Speaking on the Mind the Game podcast with former NBA guard JJ Redick (beginning at the 16:30 mark), James talked about the mindset and why it annoys him:
“Everyone now has a narrative of this thing called, ‘I have a bag,” or ‘He doesn’t have a bag.’ It bothers the f–k out of me. Everyone thinks just because you get a favorable matchup that it means it’s one-on-one time. ‘Let’s play ones,’ that’s all you hear the kids talk about now. …
“What the f–k is this? This is not Jordan vs. Bird Nintendo. It’s five-on-five, and yes, if you have an opportunity to have a favorable matchup and you can beat your man, but realize something. Most great teams are going to send help, and can you make the right reads? Can you instill confidence in your teammates to when you’ve scored twice in that favorable matchup, do you know that the double is coming? … Some guys don’t wanna learn and won’t learn because they just wanna play ones.”
James is in the conversation for being the greatest basketball player of all time, and it is primarily because he is as complete as anyone to ever play the game.
LeBron is the NBA’s all-time leading scorer with 40,225 career points, but he has also long been an elite distributor, ranking fourth in NBA history with 10,921 career assists.
James is arguably the most-hyped prospect to ever enter the league, so he has had to deal with opposing teams making him their defensive focus ever since he was a rookie in 2003.
LeBron has managed to average 27.1 points per game during his career despite teams consistently sending help defense to guard him, but he also averages 7.4 assists and thrives at putting his teammates in positions to score.
At 39 years of age, James is the oldest active player in the NBA, so it comes as little surprise that he has an old-school mentality focused on team basketball rather than the iso-centric play that some younger players favor.

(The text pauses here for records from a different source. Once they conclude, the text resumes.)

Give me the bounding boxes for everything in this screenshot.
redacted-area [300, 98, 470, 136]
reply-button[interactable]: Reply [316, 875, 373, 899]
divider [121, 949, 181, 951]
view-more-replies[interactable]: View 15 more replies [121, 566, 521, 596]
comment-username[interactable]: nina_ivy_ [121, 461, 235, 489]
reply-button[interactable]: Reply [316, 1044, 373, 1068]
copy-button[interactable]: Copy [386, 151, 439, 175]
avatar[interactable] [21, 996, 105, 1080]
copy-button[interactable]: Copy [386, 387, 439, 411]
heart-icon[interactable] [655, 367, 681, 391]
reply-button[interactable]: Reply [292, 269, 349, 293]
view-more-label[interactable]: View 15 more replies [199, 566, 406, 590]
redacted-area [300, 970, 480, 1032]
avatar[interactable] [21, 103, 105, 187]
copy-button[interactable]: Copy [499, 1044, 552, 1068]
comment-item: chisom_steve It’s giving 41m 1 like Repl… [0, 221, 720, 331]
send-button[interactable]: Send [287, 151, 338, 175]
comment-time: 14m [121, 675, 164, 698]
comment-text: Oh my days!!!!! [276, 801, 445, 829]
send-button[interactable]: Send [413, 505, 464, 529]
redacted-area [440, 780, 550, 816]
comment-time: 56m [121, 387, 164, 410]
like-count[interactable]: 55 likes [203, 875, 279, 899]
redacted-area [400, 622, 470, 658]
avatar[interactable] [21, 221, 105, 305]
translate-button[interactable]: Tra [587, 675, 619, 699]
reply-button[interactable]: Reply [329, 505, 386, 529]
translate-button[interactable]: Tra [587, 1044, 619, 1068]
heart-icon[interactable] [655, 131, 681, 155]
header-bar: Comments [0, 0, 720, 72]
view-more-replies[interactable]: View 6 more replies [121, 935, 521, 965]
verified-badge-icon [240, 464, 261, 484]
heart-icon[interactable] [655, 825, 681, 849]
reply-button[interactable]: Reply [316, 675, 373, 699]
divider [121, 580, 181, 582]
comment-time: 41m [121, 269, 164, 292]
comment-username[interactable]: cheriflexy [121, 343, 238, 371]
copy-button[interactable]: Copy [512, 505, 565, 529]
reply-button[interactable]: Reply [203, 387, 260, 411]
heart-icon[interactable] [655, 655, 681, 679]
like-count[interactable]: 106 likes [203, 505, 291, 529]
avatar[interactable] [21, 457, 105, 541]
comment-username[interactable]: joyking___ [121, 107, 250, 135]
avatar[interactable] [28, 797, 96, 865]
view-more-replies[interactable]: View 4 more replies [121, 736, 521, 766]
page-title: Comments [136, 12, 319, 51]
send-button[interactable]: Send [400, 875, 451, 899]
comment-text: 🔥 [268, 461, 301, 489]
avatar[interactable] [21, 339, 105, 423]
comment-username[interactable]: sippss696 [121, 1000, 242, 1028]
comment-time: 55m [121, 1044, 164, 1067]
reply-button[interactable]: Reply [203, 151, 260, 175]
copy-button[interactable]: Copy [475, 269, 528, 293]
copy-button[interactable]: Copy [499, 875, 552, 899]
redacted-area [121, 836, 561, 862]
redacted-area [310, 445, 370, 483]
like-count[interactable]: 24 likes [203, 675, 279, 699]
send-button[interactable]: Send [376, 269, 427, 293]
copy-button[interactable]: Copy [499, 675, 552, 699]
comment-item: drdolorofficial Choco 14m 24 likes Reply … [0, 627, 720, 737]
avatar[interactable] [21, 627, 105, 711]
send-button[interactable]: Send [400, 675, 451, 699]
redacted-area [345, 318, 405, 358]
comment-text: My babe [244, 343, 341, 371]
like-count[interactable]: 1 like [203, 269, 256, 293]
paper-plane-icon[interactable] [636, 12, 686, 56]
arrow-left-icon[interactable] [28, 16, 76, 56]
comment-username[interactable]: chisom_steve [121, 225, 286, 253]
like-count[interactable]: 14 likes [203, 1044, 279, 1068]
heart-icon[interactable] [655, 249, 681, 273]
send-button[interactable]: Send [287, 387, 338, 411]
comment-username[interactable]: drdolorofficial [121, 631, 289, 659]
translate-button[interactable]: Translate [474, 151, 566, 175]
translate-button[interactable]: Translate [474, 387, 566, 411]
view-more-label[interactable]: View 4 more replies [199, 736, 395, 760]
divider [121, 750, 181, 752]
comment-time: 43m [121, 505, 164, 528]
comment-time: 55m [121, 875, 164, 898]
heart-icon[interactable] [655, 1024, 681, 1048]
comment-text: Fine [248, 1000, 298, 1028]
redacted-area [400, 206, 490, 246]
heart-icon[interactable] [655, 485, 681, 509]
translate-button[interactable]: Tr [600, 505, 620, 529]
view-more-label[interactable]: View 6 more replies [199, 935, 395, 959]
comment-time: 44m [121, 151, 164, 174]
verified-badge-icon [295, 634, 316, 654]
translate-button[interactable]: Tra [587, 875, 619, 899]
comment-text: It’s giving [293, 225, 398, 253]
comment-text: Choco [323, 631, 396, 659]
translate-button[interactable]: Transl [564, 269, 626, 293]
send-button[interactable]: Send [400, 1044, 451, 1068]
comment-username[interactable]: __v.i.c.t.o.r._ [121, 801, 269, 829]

LeBron’s understanding of the game is likely a big reason why he is still so productive in his 21st NBA season, as the 20-time All-Star is averaging 25.4 points, 8.1 assists and 7.2 rebounds per game this season for the Lakers.
James is a four-time NBA champion, NBA Finals MVP and NBA MVP, and he is living proof that a player can be a superstar without playing a selfish brand of basketball.